Eve Knew Her Apples is a 1945 musical comedy remake of the 1934 film It Happened One Night directed by Will Jason and starring Ann Miller, William Wright and Robert Williams. The film was produced and distributed by Columbia Pictures, owner of the rights to the original 1934 version, and would be remade as a musical comedy in 1956 as You Can't Run Away from It with June Allyson and Jack Lemmon.

==Cast==
- Ann Miller as Eve Porter
- William Wright as Ward Williams
- Robert Williams as Steve Ormond
- Ray Walker as George McGrew
- Charles D. Brown as Joe Gordon
- Minta Durfee as Landlady (uncredited)

== Production ==
According to a media report, Eve Knew Her Apples was filmed at Columbia Pictures without the knowledge of studio head Harry Cohn.

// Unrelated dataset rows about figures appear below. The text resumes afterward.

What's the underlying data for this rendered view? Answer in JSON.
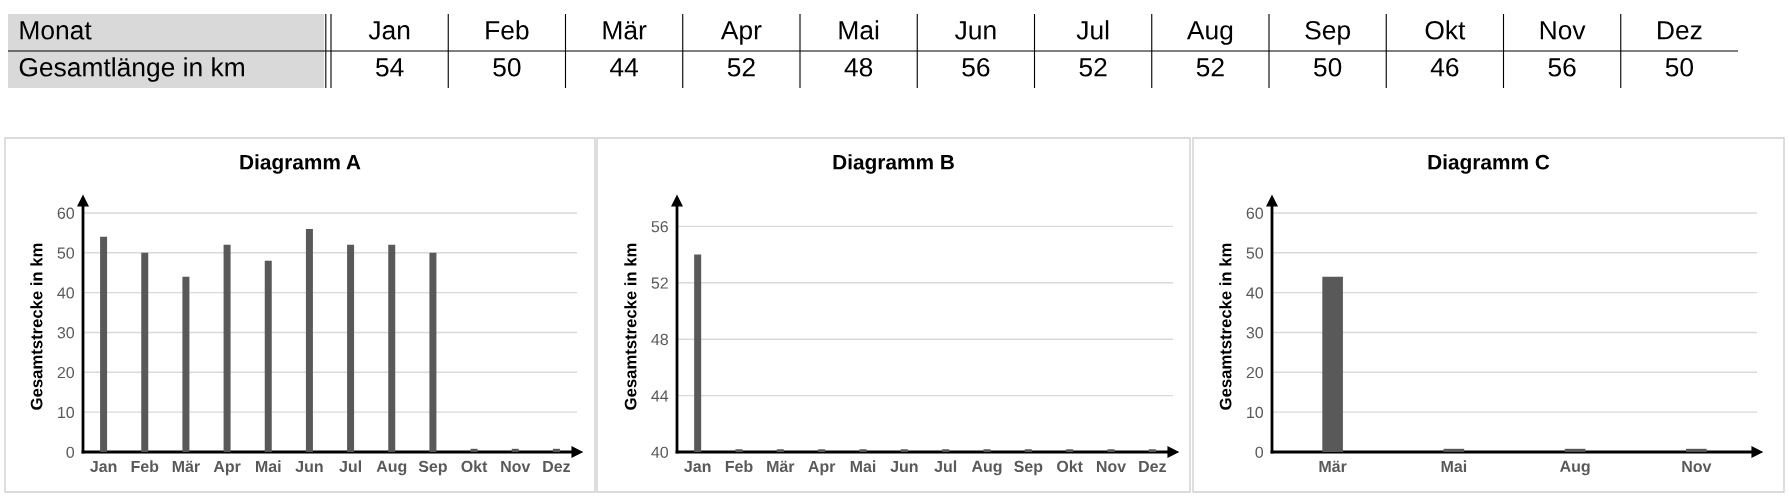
{
  "chart_data": [
    {
      "type": "other",
      "xlabel": "Monat",
      "ylabel": "Gesamtlänge in km",
      "categories": [
        "Jan",
        "Feb",
        "Mär",
        "Apr",
        "Mai",
        "Jun",
        "Jul",
        "Aug",
        "Sep",
        "Okt",
        "Nov",
        "Dez"
      ],
      "values": [
        54,
        50,
        44,
        52,
        48,
        56,
        52,
        52,
        50,
        46,
        56,
        50
      ],
      "data_labels": true
    },
    {
      "type": "bar",
      "title": "Diagramm A",
      "ylabel": "Gesamtstrecke in km",
      "categories": [
        "Jan",
        "Feb",
        "Mär",
        "Apr",
        "Mai",
        "Jun",
        "Jul",
        "Aug",
        "Sep",
        "Okt",
        "Nov",
        "Dez"
      ],
      "values": [
        54,
        50,
        44,
        52,
        48,
        56,
        52,
        52,
        50,
        0.8,
        0.8,
        0.8
      ],
      "color": "#595959",
      "ylim": [
        0,
        63
      ],
      "yticks": [
        0,
        10,
        20,
        30,
        40,
        50,
        60
      ],
      "grid": "y"
    },
    {
      "type": "bar",
      "title": "Diagramm B",
      "ylabel": "Gesamtstrecke in km",
      "categories": [
        "Jan",
        "Feb",
        "Mär",
        "Apr",
        "Mai",
        "Jun",
        "Jul",
        "Aug",
        "Sep",
        "Okt",
        "Nov",
        "Dez"
      ],
      "values": [
        54,
        40.2,
        40.2,
        40.2,
        40.2,
        40.2,
        40.2,
        40.2,
        40.2,
        40.2,
        40.2,
        40.2
      ],
      "color": "#595959",
      "ylim": [
        40,
        57.8
      ],
      "yticks": [
        40,
        44,
        48,
        52,
        56
      ],
      "grid": "y"
    },
    {
      "type": "bar",
      "title": "Diagramm C",
      "ylabel": "Gesamtstrecke in km",
      "categories": [
        "Mär",
        "Mai",
        "Aug",
        "Nov"
      ],
      "values": [
        44,
        0.8,
        0.8,
        0.8
      ],
      "color": "#595959",
      "ylim": [
        0,
        63
      ],
      "yticks": [
        0,
        10,
        20,
        30,
        40,
        50,
        60
      ],
      "grid": "y"
    }
  ]
}
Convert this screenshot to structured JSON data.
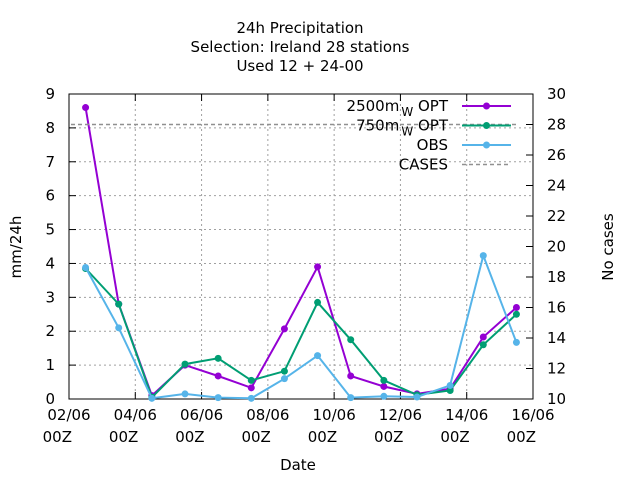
{
  "chart_data": {
    "type": "line",
    "title": [
      "24h Precipitation",
      "Selection: Ireland      28 stations",
      "Used  12 + 24-00"
    ],
    "xlabel": "Date",
    "ylabel": "mm/24h",
    "y2label": "No cases",
    "ylim": [
      0,
      9
    ],
    "y2lim": [
      10,
      30
    ],
    "xlim": [
      0,
      14
    ],
    "yticks": [
      0,
      1,
      2,
      3,
      4,
      5,
      6,
      7,
      8,
      9
    ],
    "y2ticks": [
      10,
      12,
      14,
      16,
      18,
      20,
      22,
      24,
      26,
      28,
      30
    ],
    "xticks": [
      {
        "pos": 0,
        "line1": "02/06",
        "line2": "00Z"
      },
      {
        "pos": 2,
        "line1": "04/06",
        "line2": "00Z"
      },
      {
        "pos": 4,
        "line1": "06/06",
        "line2": "00Z"
      },
      {
        "pos": 6,
        "line1": "08/06",
        "line2": "00Z"
      },
      {
        "pos": 8,
        "line1": "10/06",
        "line2": "00Z"
      },
      {
        "pos": 10,
        "line1": "12/06",
        "line2": "00Z"
      },
      {
        "pos": 12,
        "line1": "14/06",
        "line2": "00Z"
      },
      {
        "pos": 14,
        "line1": "16/06",
        "line2": "00Z"
      }
    ],
    "grid": true,
    "legend_position": "top-right",
    "x": [
      0.5,
      1.5,
      2.5,
      3.5,
      4.5,
      5.5,
      6.5,
      7.5,
      8.5,
      9.5,
      10.5,
      11.5,
      12.5,
      13.5
    ],
    "series": [
      {
        "name": "2500m",
        "name_sub": "W",
        "name_suffix": " OPT",
        "axis": "y",
        "color": "#9400d3",
        "marker": "circle",
        "values": [
          8.6,
          2.8,
          0.1,
          1.0,
          0.68,
          0.33,
          2.07,
          3.9,
          0.68,
          0.37,
          0.15,
          0.3,
          1.83,
          2.7
        ]
      },
      {
        "name": "750m",
        "name_sub": "W",
        "name_suffix": " OPT",
        "axis": "y",
        "color": "#009e73",
        "marker": "circle",
        "values": [
          3.85,
          2.8,
          0.05,
          1.03,
          1.2,
          0.55,
          0.82,
          2.85,
          1.75,
          0.55,
          0.12,
          0.25,
          1.6,
          2.5
        ]
      },
      {
        "name": "OBS",
        "axis": "y",
        "color": "#56b4e9",
        "marker": "circle",
        "values": [
          3.88,
          2.1,
          0.02,
          0.15,
          0.04,
          0.02,
          0.6,
          1.28,
          0.04,
          0.08,
          0.06,
          0.4,
          4.23,
          1.67
        ]
      },
      {
        "name": "CASES",
        "axis": "y2",
        "color": "#909090",
        "dashed": true,
        "values": [
          28,
          28,
          28,
          28,
          28,
          28,
          28,
          28,
          28,
          28,
          28,
          28,
          28,
          28
        ]
      }
    ]
  }
}
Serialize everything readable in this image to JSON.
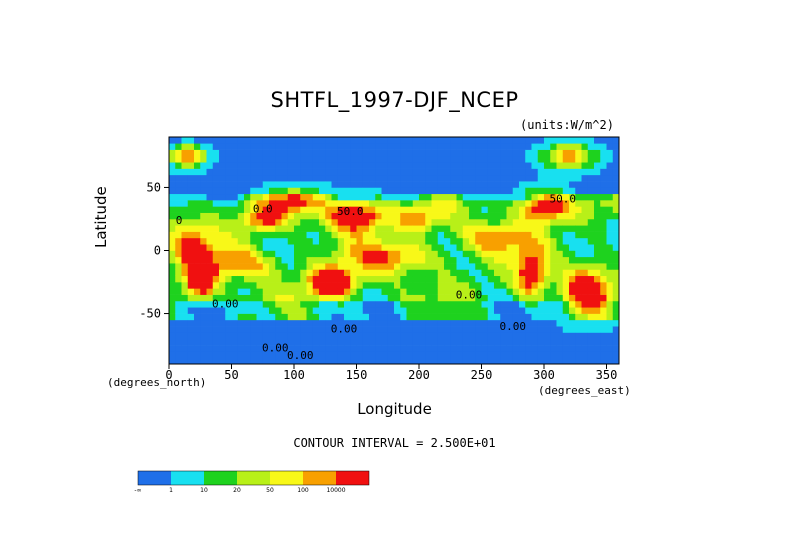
{
  "chart_data": {
    "type": "heatmap",
    "title": "SHTFL_1997-DJF_NCEP",
    "units_note": "(units:W/m^2)",
    "xlabel": "Longitude",
    "ylabel": "Latitude",
    "x_unit_label": "(degrees_east)",
    "y_unit_label": "(degrees_north)",
    "xlim": [
      0,
      360
    ],
    "ylim": [
      -90,
      90
    ],
    "x_ticks": [
      0,
      50,
      100,
      150,
      200,
      250,
      300,
      350
    ],
    "y_ticks": [
      50,
      0,
      -50
    ],
    "contour_interval_text": "CONTOUR INTERVAL = 2.500E+01",
    "contour_labels": [
      {
        "lon": 75,
        "lat": 30,
        "text": "0.0"
      },
      {
        "lon": 145,
        "lat": 28,
        "text": "50.0"
      },
      {
        "lon": 315,
        "lat": 38,
        "text": "50.0"
      },
      {
        "lon": 8,
        "lat": 21,
        "text": "0"
      },
      {
        "lon": 45,
        "lat": -45,
        "text": "0.00"
      },
      {
        "lon": 240,
        "lat": -38,
        "text": "0.00"
      },
      {
        "lon": 275,
        "lat": -63,
        "text": "0.00"
      },
      {
        "lon": 140,
        "lat": -65,
        "text": "0.00"
      },
      {
        "lon": 85,
        "lat": -80,
        "text": "0.00"
      },
      {
        "lon": 105,
        "lat": -86,
        "text": "0.00"
      }
    ],
    "color_scale": {
      "colors": [
        "#1f6fe8",
        "#18e0f0",
        "#1ed21e",
        "#b8f018",
        "#f8f818",
        "#f8a000",
        "#f01010"
      ],
      "labels": [
        "-∞",
        "1",
        "10",
        "20",
        "50",
        "100",
        "10000"
      ]
    }
  }
}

When Cohn learned of the film, he was irate because he had been planning for a long time to remake It Happened One Night as a musical starring Rita Hayworth.

== Reception ==
Eve Knew Her Apples opened in small markets in March 1945 before opening in Los Angeles and New York in April.

In a contemporary review for the New York Daily News, critic Wanda Hale wrote: "Many succeeding comedies have been influenced by 'It Happened One Night,' but never before has a comedy borne such a resemblance ... Columbia produced both pictures so I guess the great likeness is legitimate. ... [I]t's so much like it in the second half that it's downright funny."